Thursday, June 16, 2011

Leading From Possibility

WHAT EVER HAPPENED TO ‘THANK YOU’ AND ‘YOU ARE WELCOME’?

For a while now, I have been noticing something that is quite peculiar.  It has to do with how people respond to compliments or being thanked for something that they did or a way they are looking.  For instance, when a colleague thanks you for your taking her place at a meeting that she was assigned to attend but could not because of a case emergency, what do you say?    Is it ‘No Problem?’ or  ‘I didn’t have anything else to do during that hour’.  And when someone compliments you on a new tie or a great pair of shoes, do you respond with, “Oh, I’ve had these for a while,” or “do you really like it?”

I want to know whatever happened with the old fashioned, “Thank you very much,” or “ You are most welcome.”  What is with this “NO PROBLEM” response?  Do you realize that there are two negatives in this phrase?  The negative is the word ‘NO’ and the second is the word “PROBLEM.  How odd of us to respond with a double dose of negatives when someone is complimenting or thanking us?  Where is our sense of civility and genteelness?   I want to bring it back, or if we never had it, start generating it.  Right now.

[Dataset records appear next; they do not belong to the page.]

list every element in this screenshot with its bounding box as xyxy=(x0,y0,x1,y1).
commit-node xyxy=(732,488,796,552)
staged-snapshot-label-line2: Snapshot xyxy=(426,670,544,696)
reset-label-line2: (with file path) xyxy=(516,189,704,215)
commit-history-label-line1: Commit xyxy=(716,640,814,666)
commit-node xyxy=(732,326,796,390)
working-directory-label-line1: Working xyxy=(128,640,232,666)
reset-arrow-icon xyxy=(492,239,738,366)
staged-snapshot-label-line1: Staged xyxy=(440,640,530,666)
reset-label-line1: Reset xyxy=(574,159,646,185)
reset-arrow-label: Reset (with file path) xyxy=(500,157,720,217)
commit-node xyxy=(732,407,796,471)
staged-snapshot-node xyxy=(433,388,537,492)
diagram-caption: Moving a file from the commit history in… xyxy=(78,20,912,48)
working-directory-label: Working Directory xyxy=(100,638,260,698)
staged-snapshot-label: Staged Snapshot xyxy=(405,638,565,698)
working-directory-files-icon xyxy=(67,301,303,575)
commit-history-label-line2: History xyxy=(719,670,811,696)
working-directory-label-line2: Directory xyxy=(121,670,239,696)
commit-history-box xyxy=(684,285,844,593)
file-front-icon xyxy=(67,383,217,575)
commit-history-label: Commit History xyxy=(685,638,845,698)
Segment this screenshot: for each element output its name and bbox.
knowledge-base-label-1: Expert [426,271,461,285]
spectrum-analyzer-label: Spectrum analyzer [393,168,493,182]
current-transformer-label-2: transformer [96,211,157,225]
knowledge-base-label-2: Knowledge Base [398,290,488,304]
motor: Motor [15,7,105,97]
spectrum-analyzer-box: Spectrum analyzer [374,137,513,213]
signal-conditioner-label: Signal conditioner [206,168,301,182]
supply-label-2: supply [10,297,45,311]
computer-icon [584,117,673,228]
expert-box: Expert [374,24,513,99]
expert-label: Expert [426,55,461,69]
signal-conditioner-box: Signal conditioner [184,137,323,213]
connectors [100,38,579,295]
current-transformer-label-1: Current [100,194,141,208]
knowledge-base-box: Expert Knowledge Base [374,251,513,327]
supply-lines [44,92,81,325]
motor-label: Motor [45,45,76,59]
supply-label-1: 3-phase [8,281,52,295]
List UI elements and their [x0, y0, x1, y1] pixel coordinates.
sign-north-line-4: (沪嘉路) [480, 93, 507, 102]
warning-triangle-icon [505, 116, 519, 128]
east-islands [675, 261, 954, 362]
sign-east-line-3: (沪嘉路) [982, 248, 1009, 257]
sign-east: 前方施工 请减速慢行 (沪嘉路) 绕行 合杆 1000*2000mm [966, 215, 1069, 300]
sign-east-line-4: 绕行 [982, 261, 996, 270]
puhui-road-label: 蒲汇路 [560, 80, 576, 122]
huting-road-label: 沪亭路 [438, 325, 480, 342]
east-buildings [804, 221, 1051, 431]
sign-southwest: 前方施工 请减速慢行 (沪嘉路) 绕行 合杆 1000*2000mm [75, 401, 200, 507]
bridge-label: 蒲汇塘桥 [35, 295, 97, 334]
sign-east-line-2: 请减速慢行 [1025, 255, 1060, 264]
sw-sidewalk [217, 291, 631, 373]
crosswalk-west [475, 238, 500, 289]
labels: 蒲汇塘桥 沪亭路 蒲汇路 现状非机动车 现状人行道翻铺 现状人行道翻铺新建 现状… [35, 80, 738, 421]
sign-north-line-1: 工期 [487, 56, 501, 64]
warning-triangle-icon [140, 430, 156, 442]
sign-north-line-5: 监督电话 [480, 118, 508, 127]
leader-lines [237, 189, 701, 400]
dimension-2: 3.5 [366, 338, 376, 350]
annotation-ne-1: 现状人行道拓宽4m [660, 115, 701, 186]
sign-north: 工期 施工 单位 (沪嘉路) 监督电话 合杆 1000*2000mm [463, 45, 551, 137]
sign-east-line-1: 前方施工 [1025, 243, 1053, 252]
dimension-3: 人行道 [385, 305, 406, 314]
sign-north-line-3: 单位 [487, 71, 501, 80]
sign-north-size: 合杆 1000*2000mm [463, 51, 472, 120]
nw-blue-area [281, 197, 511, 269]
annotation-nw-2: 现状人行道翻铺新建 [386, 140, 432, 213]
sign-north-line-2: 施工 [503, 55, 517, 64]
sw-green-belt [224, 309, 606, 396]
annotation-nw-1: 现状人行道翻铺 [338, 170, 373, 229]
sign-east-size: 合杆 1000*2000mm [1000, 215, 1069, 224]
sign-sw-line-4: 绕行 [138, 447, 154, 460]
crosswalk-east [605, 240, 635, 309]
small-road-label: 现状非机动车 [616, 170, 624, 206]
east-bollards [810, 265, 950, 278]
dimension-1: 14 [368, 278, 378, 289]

With this in mind, I want to thank our great NASW members for all that they do. Thank you! For choosing social work for your  profession when  you could have  chosen a more lucrative,  often less stressful career, for supporting communities in reaching the goals they have set, for putting your caring into practice rather than keeping it solely in words, for being part of NASW so that your professional organization can represent you and the clients you serve in the legislature, and other governmental and private settings that influence public policy.  Thank you for what you do and for your dues.  And thank you most of all for giving me a great job, where every day when I come up on the elevator I enter Suite 409 at 14 Beacon Street, Boston, with a big smile on my face.  Thank you.